The security alert in New York's Times Square on Saturday evening did not prevent nearby Broadway shows from going on.
Although part of the area was evacuated after a T-shirt vendor alerted authorities to what turned out to be an apparent failed car bombing, no theaters in the famed district were evacuated, officials said Sunday. Some shows did start late, and in some cases audiences had to leave through different exits.
"Due to police activity that closed a few streets in Times Square, there were some late curtains but all shows did go on," said Charlotte St. Martin, executive director of The Broadway League, in a written statement.
The schedule for Sunday was unchanged, she said. "The proper authorities are doing their jobs to keep Times Square safe for everyone, and Broadway shows are setting their stages to delight audiences."

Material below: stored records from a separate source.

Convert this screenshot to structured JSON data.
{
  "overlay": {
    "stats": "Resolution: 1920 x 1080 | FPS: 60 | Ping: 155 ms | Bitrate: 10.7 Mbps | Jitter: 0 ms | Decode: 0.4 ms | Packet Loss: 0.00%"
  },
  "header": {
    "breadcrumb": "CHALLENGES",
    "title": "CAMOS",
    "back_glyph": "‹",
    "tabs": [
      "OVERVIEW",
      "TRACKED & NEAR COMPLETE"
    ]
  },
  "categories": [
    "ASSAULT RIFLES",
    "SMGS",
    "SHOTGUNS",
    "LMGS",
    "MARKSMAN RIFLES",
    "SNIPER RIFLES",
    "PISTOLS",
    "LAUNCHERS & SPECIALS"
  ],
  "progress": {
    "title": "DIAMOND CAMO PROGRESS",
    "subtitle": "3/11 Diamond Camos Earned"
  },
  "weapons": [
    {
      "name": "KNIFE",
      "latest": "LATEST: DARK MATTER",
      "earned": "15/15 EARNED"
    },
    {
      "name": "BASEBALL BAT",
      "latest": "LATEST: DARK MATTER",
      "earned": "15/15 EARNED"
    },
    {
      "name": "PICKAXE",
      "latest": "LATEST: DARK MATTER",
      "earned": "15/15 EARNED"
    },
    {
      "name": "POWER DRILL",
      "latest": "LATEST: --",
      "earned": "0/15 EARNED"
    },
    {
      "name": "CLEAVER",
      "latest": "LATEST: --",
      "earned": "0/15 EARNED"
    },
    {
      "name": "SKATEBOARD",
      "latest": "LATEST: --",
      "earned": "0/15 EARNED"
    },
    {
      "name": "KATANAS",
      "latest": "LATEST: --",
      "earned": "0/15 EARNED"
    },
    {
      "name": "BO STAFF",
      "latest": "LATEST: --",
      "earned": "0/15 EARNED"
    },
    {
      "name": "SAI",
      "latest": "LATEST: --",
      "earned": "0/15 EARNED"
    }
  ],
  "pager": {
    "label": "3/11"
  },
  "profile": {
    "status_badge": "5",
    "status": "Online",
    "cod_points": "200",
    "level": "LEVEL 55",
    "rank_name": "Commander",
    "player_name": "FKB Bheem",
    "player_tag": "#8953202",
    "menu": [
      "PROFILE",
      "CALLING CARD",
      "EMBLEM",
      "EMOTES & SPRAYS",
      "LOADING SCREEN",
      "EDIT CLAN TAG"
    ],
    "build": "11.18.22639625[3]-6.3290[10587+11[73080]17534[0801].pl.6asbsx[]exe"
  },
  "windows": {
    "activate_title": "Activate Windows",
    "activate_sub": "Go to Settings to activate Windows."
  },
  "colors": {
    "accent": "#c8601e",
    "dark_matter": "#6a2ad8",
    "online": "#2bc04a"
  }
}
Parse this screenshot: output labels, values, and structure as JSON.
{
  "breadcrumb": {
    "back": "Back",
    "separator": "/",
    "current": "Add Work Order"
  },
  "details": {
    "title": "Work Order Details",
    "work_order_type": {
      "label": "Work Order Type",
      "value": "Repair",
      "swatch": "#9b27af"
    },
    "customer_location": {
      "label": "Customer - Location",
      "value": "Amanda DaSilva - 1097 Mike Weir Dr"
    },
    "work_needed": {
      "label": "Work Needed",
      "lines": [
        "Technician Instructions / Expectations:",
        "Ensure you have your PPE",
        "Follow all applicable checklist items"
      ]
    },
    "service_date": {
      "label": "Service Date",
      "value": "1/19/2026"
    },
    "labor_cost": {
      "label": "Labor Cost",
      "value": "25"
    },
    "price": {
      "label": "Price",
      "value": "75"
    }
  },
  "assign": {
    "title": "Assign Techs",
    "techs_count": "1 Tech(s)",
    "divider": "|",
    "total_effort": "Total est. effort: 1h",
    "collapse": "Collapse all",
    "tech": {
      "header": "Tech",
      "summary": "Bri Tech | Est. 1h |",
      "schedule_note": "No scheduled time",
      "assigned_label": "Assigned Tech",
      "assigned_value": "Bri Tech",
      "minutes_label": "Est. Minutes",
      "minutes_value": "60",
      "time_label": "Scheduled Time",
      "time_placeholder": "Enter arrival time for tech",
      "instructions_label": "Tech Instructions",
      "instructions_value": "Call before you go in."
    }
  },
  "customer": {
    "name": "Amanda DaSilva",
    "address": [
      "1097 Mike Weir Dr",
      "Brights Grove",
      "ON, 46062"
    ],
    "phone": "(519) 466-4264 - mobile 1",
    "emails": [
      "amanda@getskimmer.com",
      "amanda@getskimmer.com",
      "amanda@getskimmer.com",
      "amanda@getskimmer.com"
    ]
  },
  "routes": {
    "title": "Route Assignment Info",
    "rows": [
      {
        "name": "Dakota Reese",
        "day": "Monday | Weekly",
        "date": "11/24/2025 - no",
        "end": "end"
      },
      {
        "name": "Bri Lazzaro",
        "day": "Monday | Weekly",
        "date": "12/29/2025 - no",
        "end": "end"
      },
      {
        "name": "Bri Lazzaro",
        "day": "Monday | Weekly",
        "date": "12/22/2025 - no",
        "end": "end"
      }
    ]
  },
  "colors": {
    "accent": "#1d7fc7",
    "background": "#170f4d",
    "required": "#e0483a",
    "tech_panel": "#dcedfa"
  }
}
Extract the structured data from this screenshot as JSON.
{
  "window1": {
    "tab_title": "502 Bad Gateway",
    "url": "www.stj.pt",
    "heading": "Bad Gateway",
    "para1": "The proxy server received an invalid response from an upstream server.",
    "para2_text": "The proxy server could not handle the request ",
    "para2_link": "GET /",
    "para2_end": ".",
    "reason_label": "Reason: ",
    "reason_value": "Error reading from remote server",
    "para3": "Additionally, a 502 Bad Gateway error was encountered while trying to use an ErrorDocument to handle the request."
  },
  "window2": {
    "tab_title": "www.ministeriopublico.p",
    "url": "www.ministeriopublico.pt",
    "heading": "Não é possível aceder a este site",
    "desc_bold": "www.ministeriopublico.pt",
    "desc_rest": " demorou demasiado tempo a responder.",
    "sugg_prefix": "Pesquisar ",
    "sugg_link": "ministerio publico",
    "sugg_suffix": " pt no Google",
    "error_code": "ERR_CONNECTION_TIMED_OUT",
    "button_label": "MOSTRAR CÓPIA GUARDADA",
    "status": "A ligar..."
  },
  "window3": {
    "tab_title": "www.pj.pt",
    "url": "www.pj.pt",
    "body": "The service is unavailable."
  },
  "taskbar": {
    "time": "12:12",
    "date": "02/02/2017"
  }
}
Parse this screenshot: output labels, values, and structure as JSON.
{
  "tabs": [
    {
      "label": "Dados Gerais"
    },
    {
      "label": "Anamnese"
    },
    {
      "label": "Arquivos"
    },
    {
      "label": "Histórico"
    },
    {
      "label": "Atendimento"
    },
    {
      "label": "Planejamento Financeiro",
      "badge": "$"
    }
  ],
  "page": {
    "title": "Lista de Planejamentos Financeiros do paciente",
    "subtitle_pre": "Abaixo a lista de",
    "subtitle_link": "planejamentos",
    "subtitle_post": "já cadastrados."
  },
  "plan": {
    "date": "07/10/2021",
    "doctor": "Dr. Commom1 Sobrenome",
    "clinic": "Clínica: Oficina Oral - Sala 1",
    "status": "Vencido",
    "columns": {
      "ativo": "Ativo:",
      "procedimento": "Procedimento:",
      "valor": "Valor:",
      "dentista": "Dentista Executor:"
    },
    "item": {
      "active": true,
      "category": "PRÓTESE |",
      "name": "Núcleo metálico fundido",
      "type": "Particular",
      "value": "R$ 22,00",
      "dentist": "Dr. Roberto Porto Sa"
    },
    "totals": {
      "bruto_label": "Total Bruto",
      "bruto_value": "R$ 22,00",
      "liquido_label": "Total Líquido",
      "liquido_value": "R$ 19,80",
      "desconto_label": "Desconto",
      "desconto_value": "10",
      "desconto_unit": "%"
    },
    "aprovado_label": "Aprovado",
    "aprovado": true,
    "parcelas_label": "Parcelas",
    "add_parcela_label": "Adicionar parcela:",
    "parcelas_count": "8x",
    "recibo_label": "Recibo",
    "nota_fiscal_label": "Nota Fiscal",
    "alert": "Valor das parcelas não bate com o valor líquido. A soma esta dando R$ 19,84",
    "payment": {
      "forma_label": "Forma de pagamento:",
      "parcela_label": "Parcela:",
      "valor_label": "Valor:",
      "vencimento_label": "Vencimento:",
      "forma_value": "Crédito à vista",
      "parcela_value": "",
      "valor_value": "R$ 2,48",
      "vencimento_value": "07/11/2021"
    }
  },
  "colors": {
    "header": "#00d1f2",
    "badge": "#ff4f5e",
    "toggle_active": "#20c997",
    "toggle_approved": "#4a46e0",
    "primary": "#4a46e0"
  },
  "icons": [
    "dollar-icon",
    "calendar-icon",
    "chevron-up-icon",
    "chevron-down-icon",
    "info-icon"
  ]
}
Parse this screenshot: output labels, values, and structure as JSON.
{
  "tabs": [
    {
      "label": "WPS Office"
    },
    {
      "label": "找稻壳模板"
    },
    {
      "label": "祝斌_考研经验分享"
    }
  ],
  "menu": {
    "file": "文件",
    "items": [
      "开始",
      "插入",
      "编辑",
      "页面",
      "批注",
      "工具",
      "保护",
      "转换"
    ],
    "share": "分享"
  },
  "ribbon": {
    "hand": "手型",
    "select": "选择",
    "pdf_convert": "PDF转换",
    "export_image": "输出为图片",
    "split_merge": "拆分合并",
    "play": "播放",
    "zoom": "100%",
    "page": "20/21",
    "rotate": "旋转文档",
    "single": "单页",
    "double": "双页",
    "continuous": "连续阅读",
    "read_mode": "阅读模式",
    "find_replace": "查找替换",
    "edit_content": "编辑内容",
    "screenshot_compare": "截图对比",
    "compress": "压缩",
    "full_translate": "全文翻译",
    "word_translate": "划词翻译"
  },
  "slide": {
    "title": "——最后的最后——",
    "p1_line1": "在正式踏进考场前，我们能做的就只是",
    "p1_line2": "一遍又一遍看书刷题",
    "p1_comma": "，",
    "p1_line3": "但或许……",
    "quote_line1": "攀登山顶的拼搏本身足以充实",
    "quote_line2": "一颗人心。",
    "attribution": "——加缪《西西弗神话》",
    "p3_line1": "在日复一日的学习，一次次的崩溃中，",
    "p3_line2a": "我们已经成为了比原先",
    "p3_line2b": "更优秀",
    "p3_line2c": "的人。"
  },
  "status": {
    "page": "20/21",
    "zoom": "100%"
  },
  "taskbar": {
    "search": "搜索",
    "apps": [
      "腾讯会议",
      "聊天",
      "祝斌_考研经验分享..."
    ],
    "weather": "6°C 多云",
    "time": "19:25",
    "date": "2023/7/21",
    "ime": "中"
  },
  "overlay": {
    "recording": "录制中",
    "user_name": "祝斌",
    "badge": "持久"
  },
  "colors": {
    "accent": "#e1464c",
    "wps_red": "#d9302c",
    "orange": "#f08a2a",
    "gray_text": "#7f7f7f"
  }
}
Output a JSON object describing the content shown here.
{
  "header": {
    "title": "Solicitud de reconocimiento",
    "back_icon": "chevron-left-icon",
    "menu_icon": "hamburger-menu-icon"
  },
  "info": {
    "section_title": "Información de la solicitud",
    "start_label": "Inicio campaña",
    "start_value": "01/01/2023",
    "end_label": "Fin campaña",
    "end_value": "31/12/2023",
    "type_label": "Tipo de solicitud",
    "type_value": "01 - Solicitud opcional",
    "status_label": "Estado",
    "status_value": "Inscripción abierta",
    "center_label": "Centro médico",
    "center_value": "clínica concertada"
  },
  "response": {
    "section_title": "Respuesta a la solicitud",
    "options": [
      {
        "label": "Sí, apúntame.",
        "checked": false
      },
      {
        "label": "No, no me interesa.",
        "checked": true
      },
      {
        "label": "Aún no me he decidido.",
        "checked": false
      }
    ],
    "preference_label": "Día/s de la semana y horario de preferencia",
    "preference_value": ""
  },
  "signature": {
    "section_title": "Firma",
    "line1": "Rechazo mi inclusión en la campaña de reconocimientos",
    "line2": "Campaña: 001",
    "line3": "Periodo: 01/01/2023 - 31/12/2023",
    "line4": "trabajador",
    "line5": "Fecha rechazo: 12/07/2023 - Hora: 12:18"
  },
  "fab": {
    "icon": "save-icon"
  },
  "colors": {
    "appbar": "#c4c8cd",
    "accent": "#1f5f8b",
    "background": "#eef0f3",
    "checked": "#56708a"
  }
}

The car was parked along 45th Street, right around the corner from Broadway, which draws millions of people to Times Square every year. In the 2008-2009 season, more than 12 million tickets were sold, grossing $943 million, according to The Broadway League. More than 6 million tickets are bought by visitors who come to New York or extend a trip specifically to attend shows.
Broadway contributes $5.1 billion to the city's economy in addition to ticket sales and supports 44,000 jobs.
A few shows saw no impact in their schedules Saturday, including "Everyday Rapture" and "Fences," The Broadway League said. Some, including "Collected Stories" and "La Cage aux Folles," started a few minutes late.
"The Lion King" - one of the shows closest to the car - had a late start.
The shows "Lend Me a Tenor" and "Red" went up 30 minutes late, and audiences were instructed to leave through different exits.
After the show "God of Carnage," the audience was held for 15 minutes before being instructed to leave through a stage door alley, into the lobby of Milford Plaza and through to 8th Avenue.